The United States has called on both India and China to come together to resolve their issues through diplomatic talks.
Referring to the two-month long Doklam standoff, U.S. State Department spokesperson Heather Nauert said, "It's a situation that we have certainly followed closely. And as you know, we have relationships with both governments. We continue to encourage both parties to sit down and have conversations about that."
Meanwhile, China has vehemently rejected all reports of it ever offering a compromise to India by relocating its troops in the disputed Doklam border area.
The Chinese Foreign Ministry reacted to a report where China had allegedly offered to move its troops back 100 meters, after India sought the pullback of Chinese troops by 250 metres.
The Spokesperson's Office told China Daily that the report is not true, adding that "China will not trade its territorial sovereignty under any circumstances."
"China's position on solving this incident is clear and firm. India must immediately and unconditionally withdraw all its trespassing troops and equipment back to the Indian side of the border," the office said in a statement.
Earlier this month, the Chinese Foreign Ministry said that India's 'intrusion' had not only violated China's territorial sovereignty but also challenged Bhutan's sovereignty and independence.
However, the Government of Bhutan on Thursday pointedly refuted a Chinese Foreign Ministry claim that Bhutan had conveyed through diplomatic channels to China that the trilateral border stand-off area in Doklam in the Sikkim sector is not its territory.
Official sources in the Bhutanese Government told ANI over phone, "Our position on the border issue of Doklam is very clear.

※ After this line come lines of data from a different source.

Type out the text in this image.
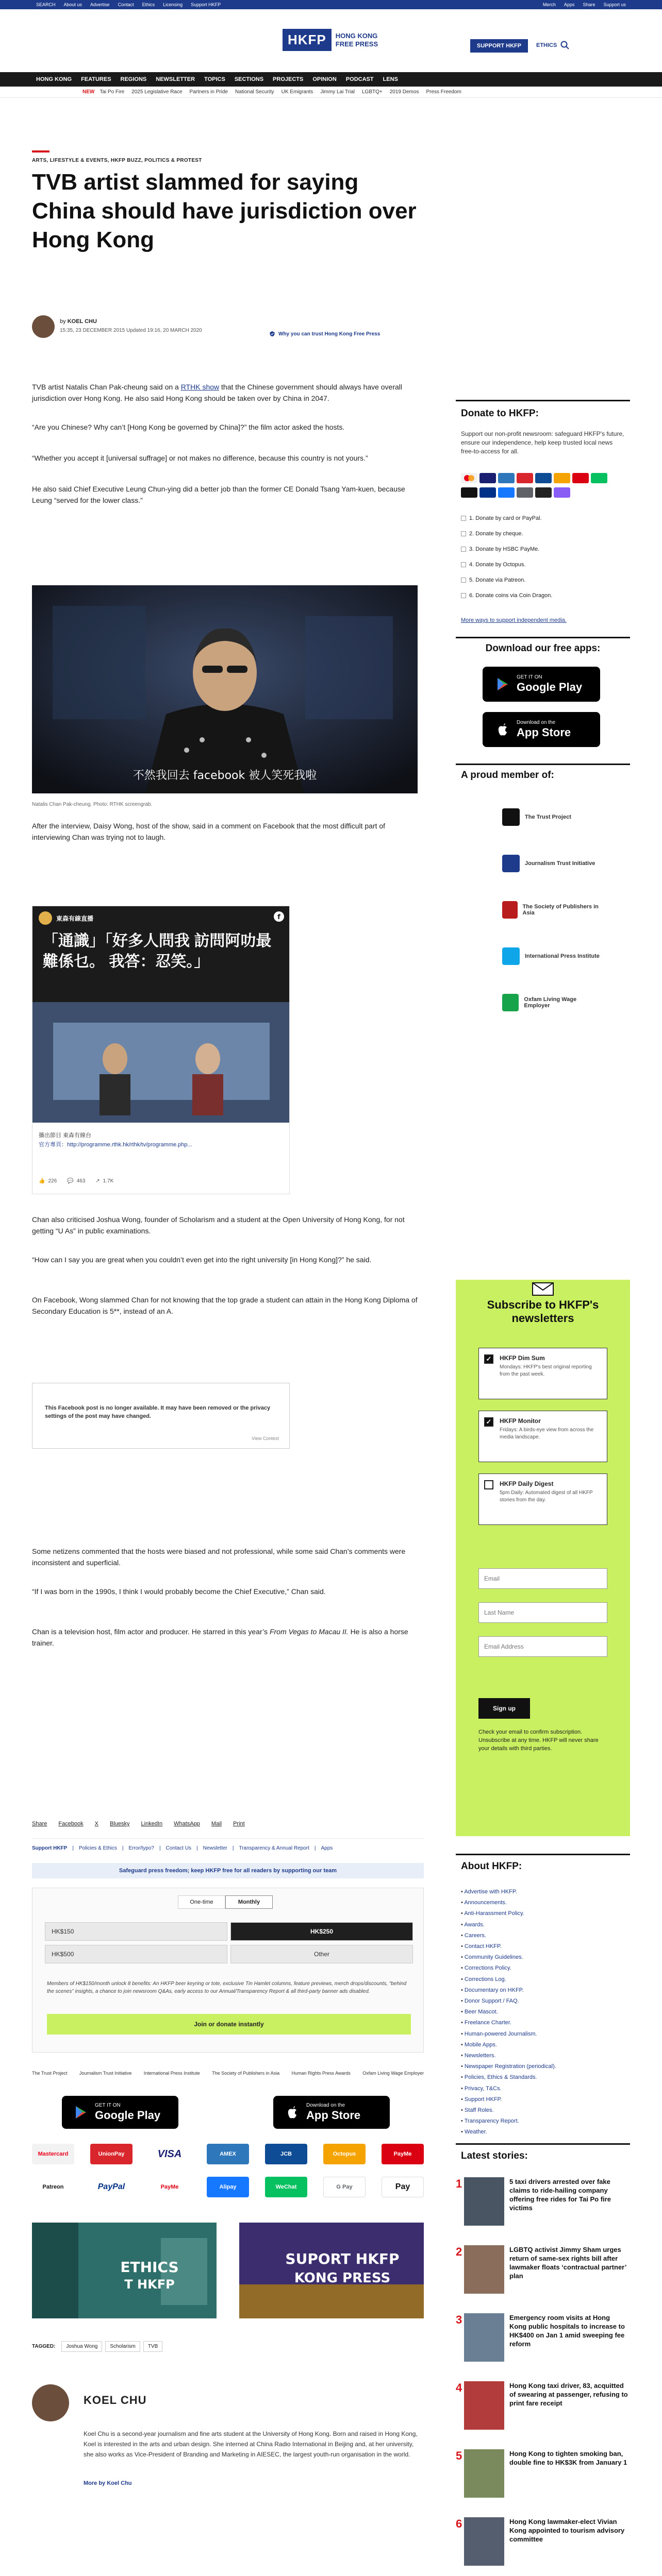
SEARCH About us Advertise Contact Ethics Licensing Support HKFP	Merch Apps Share Support us
HKFP	HONG KONG
FREE PRESS	SUPPORT HKFP	ETHICS
HONG KONG FEATURES REGIONS NEWSLETTER TOPICS SECTIONS PROJECTS OPINION PODCAST LENS
NEW Tai Po Fire 2025 Legislative Race Partners in Pride National Security UK Emigrants Jimmy Lai Trial LGBTQ+ 2019 Demos Press Freedom
ARTS, LIFESTYLE & EVENTS, HKFP BUZZ, POLITICS & PROTEST
TVB artist slammed for saying China should have jurisdiction over Hong Kong
by KOEL CHU
15:35, 23 DECEMBER 2015 Updated 19:16, 20 MARCH 2020
Why you can trust Hong Kong Free Press

TVB artist Natalis Chan Pak-cheung said on a RTHK show that the Chinese government should always have overall jurisdiction over Hong Kong. He also said Hong Kong should be taken over by China in 2047.

“Are you Chinese? Why can’t [Hong Kong be governed by China]?” the film actor asked the hosts.

“Whether you accept it [universal suffrage] or not makes no difference, because this country is not yours.”

He also said Chief Executive Leung Chun-ying did a better job than the former CE Donald Tsang Yam-kuen, because Leung “served for the lower class.”

不然我回去 facebook 被人笑死我啦
Natalis Chan Pak-cheung. Photo: RTHK screengrab.

After the interview, Daisy Wong, host of the show, said in a comment on Facebook that the most difficult part of interviewing Chan was trying not to laugh.

東森有線直播	f
「通識」「好多人問我 訪問阿叻最難係乜。 我答：忍笑。」
播出節目 東森有線台
官方專頁：http://programme.rthk.hk/rthk/tv/programme.php...
👍 226 💬 463 ↗ 1.7K

Chan also criticised Joshua Wong, founder of Scholarism and a student at the Open University of Hong Kong, for not getting “U As” in public examinations.

“How can I say you are great when you couldn’t even get into the right university [in Hong Kong]?” he said.

On Facebook, Wong slammed Chan for not knowing that the top grade a student can attain in the Hong Kong Diploma of Secondary Education is 5**, instead of an A.

This Facebook post is no longer available. It may have been removed or the privacy settings of the post may have changed.
View Context

Some netizens commented that the hosts were biased and not professional, while some said Chan’s comments were inconsistent and superficial.

“If I was born in the 1990s, I think I would probably become the Chief Executive,” Chan said.

Chan is a television host, film actor and producer. He starred in this year’s From Vegas to Macau II. He is also a horse trainer.

Share Facebook X Bluesky LinkedIn WhatsApp Mail Print
Support HKFP | Policies & Ethics | Error/typo? | Contact Us | Newsletter | Transparency & Annual Report | Apps
Safeguard press freedom; keep HKFP free for all readers by supporting our team
One-time	Monthly
HK$150	HK$250
HK$500	Other
Members of HK$150/month unlock 8 benefits: An HKFP beer keyring or tote, exclusive Tin Hamlet columns, feature previews, merch drops/discounts, “behind the scenes” insights, a chance to join newsroom Q&As, early access to our Annual/Transparency Report & all third-party banner ads disabled.
Join or donate instantly
The Trust Project	Journalism Trust Initiative	International Press Institute	The Society of Publishers in Asia	Human Rights Press Awards	Oxfam Living Wage Employer
GET IT ON
Google Play
Download on the
App Store
Mastercard	UnionPay	VISA	AMEX	JCB	Octopus	PayMe
Patreon	PayPal	PayMe	Alipay	WeChat	G Pay	Pay
ETHICS
T HKFP
SUPORT HKFP
KONG PRESS
TAGGED:	Joshua Wong	Scholarism	TVB
KOEL CHU
Koel Chu is a second-year journalism and fine arts student at the University of Hong Kong. Born and raised in Hong Kong, Koel is interested in the arts and urban design. She interned at China Radio International in Beijing and, at her university, she also works as Vice-President of Branding and Marketing in AIESEC, the largest youth-run organisation in the world.
More by Koel Chu
Donate to HKFP:
Support our non-profit newsroom: safeguard HKFP's future, ensure our independence, help keep trusted local news free-to-access for all.
1. Donate by card or PayPal.
2. Donate by cheque.
3. Donate by HSBC PayMe.
4. Donate by Octopus.
5. Donate via Patreon.
6. Donate coins via Coin Dragon.
More ways to support independent media.
Download our free apps:
GET IT ON
Google Play
Download on the
App Store
A proud member of:
The Trust Project
Journalism Trust Initiative
The Society of Publishers in Asia
International Press Institute
Oxfam Living Wage Employer
Subscribe to HKFP's newsletters
✓ HKFP Dim Sum
Mondays: HKFP's best original reporting from the past week.
✓ HKFP Monitor
Fridays: A birds-eye view from across the media landscape.
HKFP Daily Digest
5pm Daily: Automated digest of all HKFP stories from the day.
Email
Last Name
Email Address
Sign up
Check your email to confirm subscription. Unsubscribe at any time. HKFP will never share your details with third parties.
About HKFP:
• Advertise with HKFP.
• Announcements.
• Anti-Harassment Policy.
• Awards.
• Careers.
• Contact HKFP.
• Community Guidelines.
• Corrections Policy.
• Corrections Log.
• Documentary on HKFP.
• Donor Support / FAQ.
• Beer Mascot.
• Freelance Charter.
• Human-powered Journalism.
• Mobile Apps.
• Newsletters.
• Newspaper Registration (periodical).
• Policies, Ethics & Standards.
• Privacy, T&Cs.
• Support HKFP.
• Staff Roles.
• Transparency Report.
• Weather.
Latest stories:
1	5 taxi drivers arrested over fake claims to ride-hailing company offering free rides for Tai Po fire victims
2	LGBTQ activist Jimmy Sham urges return of same-sex rights bill after lawmaker floats ‘contractual partner’ plan
3	Emergency room visits at Hong Kong public hospitals to increase to HK$400 on Jan 1 amid sweeping fee reform
4	Hong Kong taxi driver, 83, acquitted of swearing at passenger, refusing to print fare receipt
5	Hong Kong to tighten smoking ban, double fine to HK$3K from January 1
6	Hong Kong lawmaker-elect Vivian Kong appointed to tourism advisory committee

Please refer to our statement which has been published on the web site of Bhutan's foreign ministry on June 29, 2017."
The standoff started in June when Chinese soldiers tried to unilaterally change the status quo in the strategically important Doklam region of Bhutan by building a road in the area.
India has made its stance clear that that it stands for peace the border question can be solved diplomatically, not by war.